Júlio Fabbrini Mirabete apregoa que culpabilidade, consiste na “reprovabilidade da conduta típica e antijurídica”[38], contudo, é necessário averiguar se estão presentes os seus elementos. Dessa forma, deve-se verificar se o autor da ação, conforme com suas condições psíquicas, podia estruturar sua consciência e vontade de acordo com o direito (imputabilidade), se tinha perspectiva de conhecimento da antijuricidade (ou da ilicitude) do fato e se era possível exigir, nas circunstâncias, conduta diferente daquela do agente, uma vez que há circunstâncias ou motivos pessoais que tornam inexigível conduta diversa do indivíduo[39].

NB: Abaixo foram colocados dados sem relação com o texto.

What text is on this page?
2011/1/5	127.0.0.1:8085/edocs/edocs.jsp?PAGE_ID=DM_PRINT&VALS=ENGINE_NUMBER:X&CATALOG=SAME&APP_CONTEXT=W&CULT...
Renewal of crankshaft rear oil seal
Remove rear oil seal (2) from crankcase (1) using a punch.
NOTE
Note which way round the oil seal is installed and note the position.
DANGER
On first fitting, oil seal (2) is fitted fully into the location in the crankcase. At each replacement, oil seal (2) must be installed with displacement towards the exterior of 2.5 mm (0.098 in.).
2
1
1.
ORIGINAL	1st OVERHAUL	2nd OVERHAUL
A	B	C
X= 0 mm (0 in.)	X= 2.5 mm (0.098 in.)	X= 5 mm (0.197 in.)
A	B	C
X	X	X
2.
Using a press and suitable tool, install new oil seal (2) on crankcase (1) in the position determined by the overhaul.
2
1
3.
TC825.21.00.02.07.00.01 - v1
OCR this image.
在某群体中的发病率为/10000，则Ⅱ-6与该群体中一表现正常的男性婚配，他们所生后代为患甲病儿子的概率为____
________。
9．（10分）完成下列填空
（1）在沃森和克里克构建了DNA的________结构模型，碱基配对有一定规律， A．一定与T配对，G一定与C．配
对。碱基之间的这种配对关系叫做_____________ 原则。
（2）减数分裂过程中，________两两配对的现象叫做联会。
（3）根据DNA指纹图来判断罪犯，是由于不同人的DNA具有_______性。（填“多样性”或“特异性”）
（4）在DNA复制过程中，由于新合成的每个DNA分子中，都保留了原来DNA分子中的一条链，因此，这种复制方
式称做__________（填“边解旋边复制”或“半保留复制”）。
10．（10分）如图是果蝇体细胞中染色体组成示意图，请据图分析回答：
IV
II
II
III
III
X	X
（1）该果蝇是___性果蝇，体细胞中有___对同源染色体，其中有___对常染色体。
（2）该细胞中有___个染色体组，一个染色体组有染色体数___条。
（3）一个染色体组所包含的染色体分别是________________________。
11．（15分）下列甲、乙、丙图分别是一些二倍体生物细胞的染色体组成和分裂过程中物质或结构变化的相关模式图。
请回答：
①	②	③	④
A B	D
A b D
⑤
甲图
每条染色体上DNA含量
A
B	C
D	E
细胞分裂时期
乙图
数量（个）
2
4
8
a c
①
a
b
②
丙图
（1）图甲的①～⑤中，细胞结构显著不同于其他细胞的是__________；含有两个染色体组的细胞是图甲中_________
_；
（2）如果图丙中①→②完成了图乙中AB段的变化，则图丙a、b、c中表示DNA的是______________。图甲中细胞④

Reforçando as teses do autor supracitado, o ilustre mestre e doutrinador Guilherme de Souza Nucci, assevera que:

Culpabilidade refere-se a um juízo de reprovação social, superveniente ao fato e seu autor, devendo o indivíduo ser imputável, isto é, atuar com consciência potencial de ilicitude, bem como ter a possibilidade e a exigibilidade de atuar de outro modo, segundo os ditames estabelecidos pelo Direito[40].

Desse modo, sendo a Culpabilidade um juízo de reprovação entre a conduta típica e ilícita, alicerça-se a hipótese de que é necessário uma maior atenção dos profissionais da psicopatologia forense no plano policial no momento de aferição da sanidade do indivíduo portador de transtorno da personalidade o qual comete um delito, pois como já foi levantado anteriormente, na maioria das vezes, a sagacidade e inteligência emocional desse seleto grupo de pessoas permanecem intactas no momento da execução da conduta delitiva, haja vista que a psicopatia não se enquadra como doença mental na acepção da medicina forense.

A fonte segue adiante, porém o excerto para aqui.